Purgatorio

Una pena per chi è punito, un dolore per chi la commina
Nuccia Pessina

Giovedì scorso, nel corso dell’incontro fra il Gruppo della Trasgressione e l’Istituto Verri di Busto Arsizio,  ho sentito Jin Lai paragonare il carcere a un luogo di transito che può dare l’opportunità sia all’individuo sia alla società di riflettere sulle proprie imperfezioni e di giungere a una mediazione che possa costituire per entrambi una crescita. E allora non ho potuto fare a meno di pensare che anche nella Commedia dantesca esiste un luogo di transito in cui provare pena e riflettere per arrivare all’emancipazione: il Purgatorio. Il percorso è faticoso: prevede la scalata di una montagna; è lungo: ogni balza conquistata testimonia il superamento di un comportamento fallace, di una convinzione sbagliata, di un’inclinazione discutibile. La meta è il Paradiso: la felicità assoluta.

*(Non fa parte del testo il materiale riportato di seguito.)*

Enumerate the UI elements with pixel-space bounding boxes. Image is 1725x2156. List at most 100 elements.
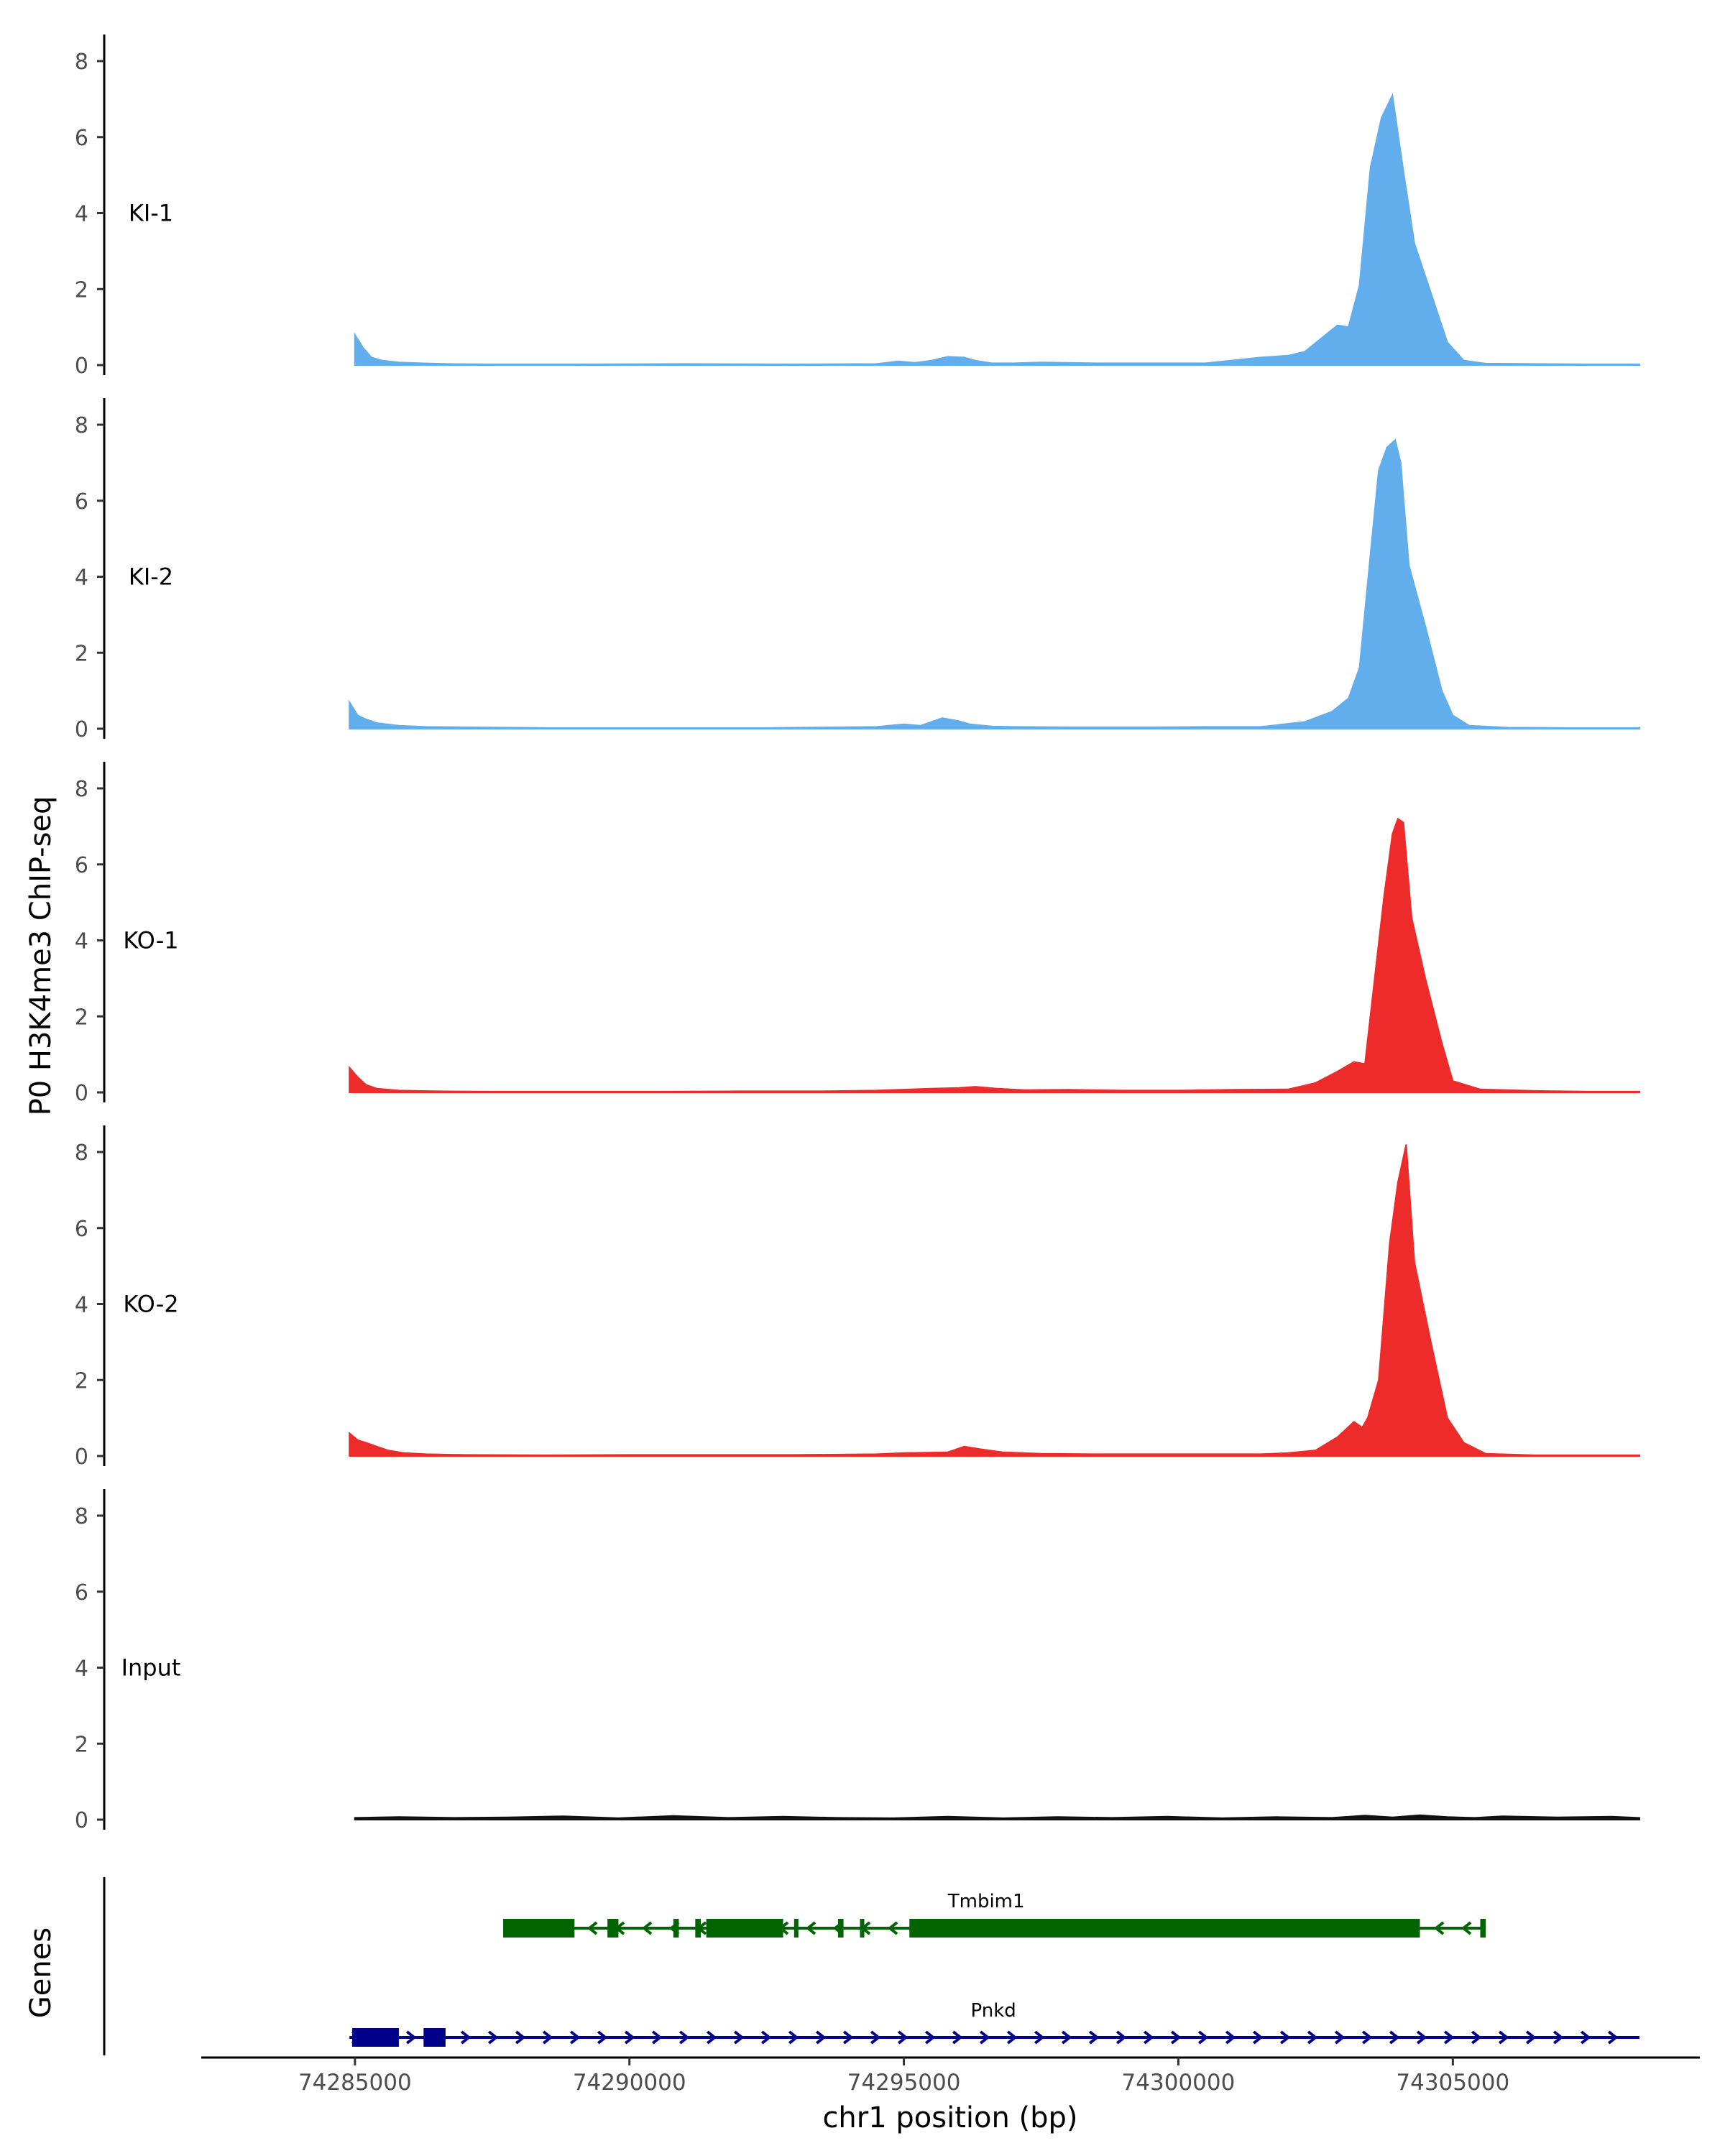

Le parole di un cinese sono a loro modo espressione dello stesso convincimento della religione cattolica, di cui la Commedia è un potente riflesso. Come è possibile? Forse, se questo accade, è perché in ogni parte del globo, qualsiasi sia la cultura, l’essere umano percepisce la sua esistenza come un transito e vede come meta la felicità.

Tale transito, diversamente dal carcere, è obbligatorio per tutti. Ma questa non è l’unica differenza: chi è in carcere ha una meta macroscopicamente riconoscibile, un riferimento certo, la fine della detenzione; chi vive da libero il riferimento lo deve cercare, individuare, costruire e, prima ancora, deve avvertirne la necessità in sé e per sé. Ma forse questa meta, non è solo una necessità e non solo un dovere, forse si tratta di un privilegio al quale per varie ragioni non tutti giungono.

Da ciò che ho sentito dire, molti detenuti non ci sono riusciti. Poiché le imperfezioni degli esseri viventi e delle relazioni da questi poste in atto sono molteplici e variegate e assumono le forme più diverse e spesso non sono né prevedibili né controllabili, le spinte regressive hanno avuto il sopravvento e si sono generati comportamenti deleteri.

Dunque è mancato qualcosa. O si sono imposte presenze non sopportabili. Quali le mancanze all’origine del percorso deviante? Sicuramente la mancanza di una guida autorevole. Un genitore, un insegnante, un allenatore, un prete, qualcuno che si accorge che esisti e che sei tu, proprio tu, diverso dagli altri; qualcuno che presta attenzione a te, proprio a te; qualcuno che dimostra di conoscerti e che ti dà il consiglio giusto, adatto a te. Altre mancanze poi possono segnare la strada: la mancanza d’amore, la mancanza di senso.

Le mancanze sono anelli che si congiungono e formano una catena che imprigiona la libertà morale dell’individuo, soprattutto se tra di essi manca l’anello della punizione. Non una punizione qualsiasi e a qualunque costo. La punizione giusta, adeguata allo sbaglio, comminata al momento giusto e da una persona amata. Una punizione che sia pena, che porti dentro di sé il concetto del risarcimento e del dolore provato da chi la subisce ma anche da chi la commina.

Solo da una punizione così scaturisce il senso morale, il concetto di giusto e sbagliato, il maggior avvicinamento possibile tra legge e giustizia, insomma l’introiezione della giustificazione della pena a garanzia del rispetto del diritto. Se questo non accade la sofferenza dilaga e nella percezione del soggetto diventa legittimazione ai suoi abusi e quasi viatico per il suo percorso deviante.